The composite index is up around 13 per cent over the past week, though there are worries about another bubble similar to the one that burst four years ago and sparked a global rout.

"China's army of retail investors seem to be perfectly able to look through the worrying Western media headlines of another global coronavirus record," said AxiCorp's Stephen Innes.

"Instead, they are listening to the enthusiastic chorus from the nation's influential state media, which are universally singing bullish from the same song page."

He cited reports saying there had been a recent surge in new brokerage account openings.


Sydney edged up 0.1 per cent, while Wellington and Jakarta each put on 0.3 per cent.

But Hong Kong dipped 0.2 per cent, having climbed more than six per cent over the previous four trading days, while Tokyo, Seoul, Taipei and Manila were also in negative territory.

Traders have for weeks been trying to balance the reopening of economies with worries about the disease as it continues its march across the planet.

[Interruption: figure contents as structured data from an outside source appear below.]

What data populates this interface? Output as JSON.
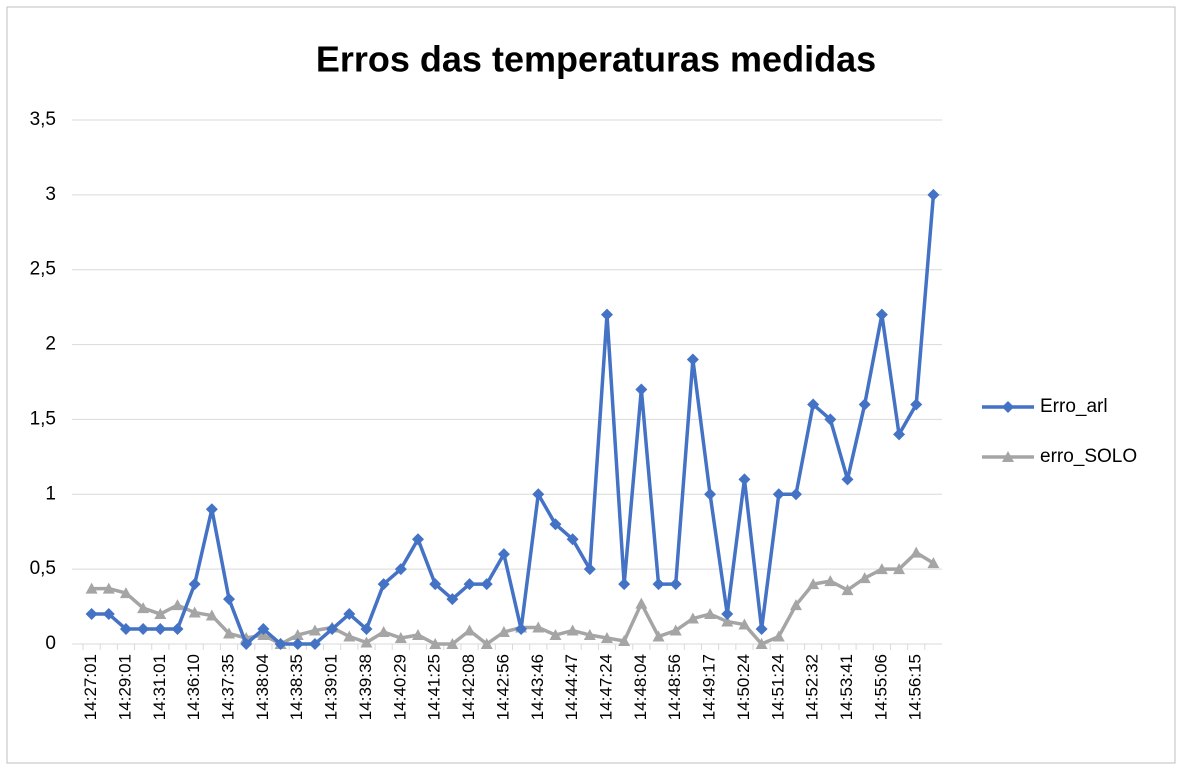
{
  "chart_data": {
    "type": "line",
    "title": "Erros das temperaturas medidas",
    "categories": [
      "14:27:01",
      null,
      "14:29:01",
      null,
      "14:31:01",
      null,
      "14:36:10",
      null,
      "14:37:35",
      null,
      "14:38:04",
      null,
      "14:38:35",
      null,
      "14:39:01",
      null,
      "14:39:38",
      null,
      "14:40:29",
      null,
      "14:41:25",
      null,
      "14:42:08",
      null,
      "14:42:56",
      null,
      "14:43:46",
      null,
      "14:44:47",
      null,
      "14:47:24",
      null,
      "14:48:04",
      null,
      "14:48:56",
      null,
      "14:49:17",
      null,
      "14:50:24",
      null,
      "14:51:24",
      null,
      "14:52:32",
      null,
      "14:53:41",
      null,
      "14:55:06",
      null,
      "14:56:15",
      null
    ],
    "series": [
      {
        "name": "Erro_arl",
        "color": "#4472c4",
        "marker": "diamond",
        "values": [
          0.2,
          0.2,
          0.1,
          0.1,
          0.1,
          0.1,
          0.4,
          0.9,
          0.3,
          0,
          0.1,
          0,
          0,
          0,
          0.1,
          0.2,
          0.1,
          0.4,
          0.5,
          0.7,
          0.4,
          0.3,
          0.4,
          0.4,
          0.6,
          0.1,
          1,
          0.8,
          0.7,
          0.5,
          2.2,
          0.4,
          1.7,
          0.4,
          0.4,
          1.9,
          1,
          0.2,
          1.1,
          0.1,
          1,
          1,
          1.6,
          1.5,
          1.1,
          1.6,
          2.2,
          1.4,
          1.6,
          3
        ]
      },
      {
        "name": "erro_SOLO",
        "color": "#a5a5a5",
        "marker": "triangle",
        "values": [
          0.37,
          0.37,
          0.34,
          0.24,
          0.2,
          0.26,
          0.21,
          0.19,
          0.07,
          0.04,
          0.06,
          0,
          0.06,
          0.09,
          0.11,
          0.05,
          0.01,
          0.08,
          0.04,
          0.06,
          0,
          0,
          0.09,
          0,
          0.08,
          0.11,
          0.11,
          0.06,
          0.09,
          0.06,
          0.04,
          0.02,
          0.27,
          0.05,
          0.09,
          0.17,
          0.2,
          0.15,
          0.13,
          0,
          0.05,
          0.26,
          0.4,
          0.42,
          0.36,
          0.44,
          0.5,
          0.5,
          0.61,
          0.54
        ]
      }
    ],
    "ylim": [
      0,
      3.5
    ],
    "yticks": [
      0,
      {
        "value": 0.5,
        "label": "0,5"
      },
      1,
      {
        "value": 1.5,
        "label": "1,5"
      },
      2,
      {
        "value": 2.5,
        "label": "2,5"
      },
      3,
      {
        "value": 3.5,
        "label": "3,5"
      }
    ],
    "grid": true,
    "legend": "right"
  }
}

On Monday there was more positive data, with an index of the US service sector - which makes up the vast majority of the economy - seeing its biggest-ever jump in June to beat forecasts.

But that came as several states reported new daily records for new cases as officials struggled to bring the outbreak under control and some reimposing lockdowns.

"Investors have recognised that as bad as the economy in the US is, it's not as bad as what people thought it would look like in March and April," said Nancy Prial at Essex Investment Management.

"The market has started to sense we might see better-than-anticipated results fairly broadly across a wide spread of companies."

In a sign that the reporting season could be positive, Samsung Electronics said Tuesday it expects to see operating profit jump 23 per cent in the second quarter, which is much better than the single-digit fall that analysts had forecast.

The firm appears to have benefited as lockdowns boosted its chip business with data centres moving to stockpile DRAM chips to meet surging demand for online activities.